A series of carbon-coated Ni (Ni@C)–Cd_0.8Zn_0.2S nanocomposites were fabricated via a facile hydrothermal process using pre-prepared Ni@C as a starting material. The obtained products were characterized by X-ray diffraction, UV-Vis diffuse reflectance absorption spectroscopy, X-ray photoelectron spectroscopy and electron microscopy. It was found that the introduction of Ni@C nanoparticles can improve both the visible light-induced photocatalytic H₂ production activity and stability of the Cd_0.8Zn_0.2S solid solution, and the Ni nanoparticles encapsulated by several graphite-like carbon layers show high chemical and thermal stability.

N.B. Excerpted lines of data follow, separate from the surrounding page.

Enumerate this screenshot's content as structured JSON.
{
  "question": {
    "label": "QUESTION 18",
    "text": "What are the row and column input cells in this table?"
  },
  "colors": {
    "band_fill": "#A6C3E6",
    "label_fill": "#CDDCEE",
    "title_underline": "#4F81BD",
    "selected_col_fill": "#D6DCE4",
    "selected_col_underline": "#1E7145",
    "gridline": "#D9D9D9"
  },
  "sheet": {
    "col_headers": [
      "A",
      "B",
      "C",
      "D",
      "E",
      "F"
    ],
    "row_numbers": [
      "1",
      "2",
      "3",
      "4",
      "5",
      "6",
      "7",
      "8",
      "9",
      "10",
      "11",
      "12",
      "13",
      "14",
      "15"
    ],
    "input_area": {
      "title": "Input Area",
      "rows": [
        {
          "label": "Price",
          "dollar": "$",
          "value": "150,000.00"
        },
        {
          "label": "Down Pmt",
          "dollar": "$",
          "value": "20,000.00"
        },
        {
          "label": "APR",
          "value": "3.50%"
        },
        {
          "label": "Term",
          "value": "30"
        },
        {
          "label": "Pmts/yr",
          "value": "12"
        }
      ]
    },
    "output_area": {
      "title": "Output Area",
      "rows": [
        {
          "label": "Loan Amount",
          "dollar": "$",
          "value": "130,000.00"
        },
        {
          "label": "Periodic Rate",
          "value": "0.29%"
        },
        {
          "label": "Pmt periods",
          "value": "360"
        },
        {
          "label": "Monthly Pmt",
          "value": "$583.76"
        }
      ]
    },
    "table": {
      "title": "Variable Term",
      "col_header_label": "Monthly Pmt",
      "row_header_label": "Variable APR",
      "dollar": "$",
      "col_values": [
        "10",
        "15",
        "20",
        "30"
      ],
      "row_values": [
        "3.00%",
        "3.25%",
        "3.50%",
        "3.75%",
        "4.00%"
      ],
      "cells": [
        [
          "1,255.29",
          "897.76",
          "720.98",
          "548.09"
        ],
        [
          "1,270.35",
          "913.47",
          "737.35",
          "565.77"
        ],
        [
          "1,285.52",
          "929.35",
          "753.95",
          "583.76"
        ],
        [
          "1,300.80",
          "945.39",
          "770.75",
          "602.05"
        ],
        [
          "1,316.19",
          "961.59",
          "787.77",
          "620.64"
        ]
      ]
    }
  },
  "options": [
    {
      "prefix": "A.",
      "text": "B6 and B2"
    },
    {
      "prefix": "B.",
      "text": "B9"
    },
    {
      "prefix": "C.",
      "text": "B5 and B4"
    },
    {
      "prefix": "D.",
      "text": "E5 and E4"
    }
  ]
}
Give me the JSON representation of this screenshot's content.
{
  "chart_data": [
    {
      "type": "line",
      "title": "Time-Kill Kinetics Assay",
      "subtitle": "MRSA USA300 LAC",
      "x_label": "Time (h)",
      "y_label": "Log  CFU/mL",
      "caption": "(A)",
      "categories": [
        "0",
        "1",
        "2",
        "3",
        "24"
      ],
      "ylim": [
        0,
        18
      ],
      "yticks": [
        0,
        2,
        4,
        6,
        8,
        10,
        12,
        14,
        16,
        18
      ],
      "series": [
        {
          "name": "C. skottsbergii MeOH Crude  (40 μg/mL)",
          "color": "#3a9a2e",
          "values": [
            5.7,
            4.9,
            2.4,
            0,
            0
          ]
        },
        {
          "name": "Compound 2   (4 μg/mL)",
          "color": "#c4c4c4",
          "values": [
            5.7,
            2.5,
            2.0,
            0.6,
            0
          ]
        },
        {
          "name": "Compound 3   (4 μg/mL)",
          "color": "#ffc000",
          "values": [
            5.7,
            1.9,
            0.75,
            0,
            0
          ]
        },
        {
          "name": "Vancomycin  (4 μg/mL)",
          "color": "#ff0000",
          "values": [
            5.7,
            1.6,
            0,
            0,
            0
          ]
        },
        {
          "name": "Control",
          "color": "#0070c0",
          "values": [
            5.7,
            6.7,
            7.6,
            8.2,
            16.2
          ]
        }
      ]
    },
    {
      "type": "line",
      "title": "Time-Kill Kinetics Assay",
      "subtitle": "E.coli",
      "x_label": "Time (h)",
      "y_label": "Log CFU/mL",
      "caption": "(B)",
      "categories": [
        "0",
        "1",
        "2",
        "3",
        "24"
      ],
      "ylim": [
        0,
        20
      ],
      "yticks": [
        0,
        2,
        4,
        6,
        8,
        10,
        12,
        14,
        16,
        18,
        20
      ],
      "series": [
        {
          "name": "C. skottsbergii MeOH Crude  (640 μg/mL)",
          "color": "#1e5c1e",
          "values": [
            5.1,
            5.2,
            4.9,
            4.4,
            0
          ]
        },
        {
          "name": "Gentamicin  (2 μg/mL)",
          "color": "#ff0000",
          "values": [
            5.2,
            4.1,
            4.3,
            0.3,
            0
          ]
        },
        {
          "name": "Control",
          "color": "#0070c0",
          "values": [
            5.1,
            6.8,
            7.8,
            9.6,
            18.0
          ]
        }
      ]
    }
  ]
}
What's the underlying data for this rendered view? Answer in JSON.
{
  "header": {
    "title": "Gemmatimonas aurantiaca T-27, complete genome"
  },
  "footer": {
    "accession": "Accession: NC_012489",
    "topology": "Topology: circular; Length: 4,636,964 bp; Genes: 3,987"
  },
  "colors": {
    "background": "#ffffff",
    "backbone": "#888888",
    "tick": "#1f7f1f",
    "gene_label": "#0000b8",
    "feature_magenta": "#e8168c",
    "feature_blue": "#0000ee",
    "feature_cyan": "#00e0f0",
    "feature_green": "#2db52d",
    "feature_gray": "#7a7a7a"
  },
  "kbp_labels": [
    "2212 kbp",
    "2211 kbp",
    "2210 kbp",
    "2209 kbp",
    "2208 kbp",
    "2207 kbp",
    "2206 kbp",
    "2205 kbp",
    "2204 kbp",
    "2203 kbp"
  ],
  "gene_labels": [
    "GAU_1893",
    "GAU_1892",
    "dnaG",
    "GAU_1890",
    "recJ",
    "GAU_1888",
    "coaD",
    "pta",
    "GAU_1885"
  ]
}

Among those products with various Ni@C contents, the 5 wt% Ni@C–Cd_0.8Zn_0.2S nanocomposite exhibits the maximum photoactivity (969.5 μmol h⁻¹) for H₂ production, which is ∼3.10 times higher than that (312.6 μmol h⁻¹) of pristine Cd_0.8Zn_0.2S. This significant enhancement in the photoactivity by loading Ni@C nanoparticles can be attributed to the metallic Ni in the Ni@C acting as a co-catalyst, while the graphite-like carbon shells acting as the Cd_0.8Zn_0.2S nanoparticles' support and electron acceptor, which causes an effective photogenerated carrier separation in space and an improvement in the photoactivity and stability for H₂ production. The present findings demonstrate a cost reduction strategy by using a non-noble metal co-catalyst for efficient and stable light-to-hydrogen energy conversion.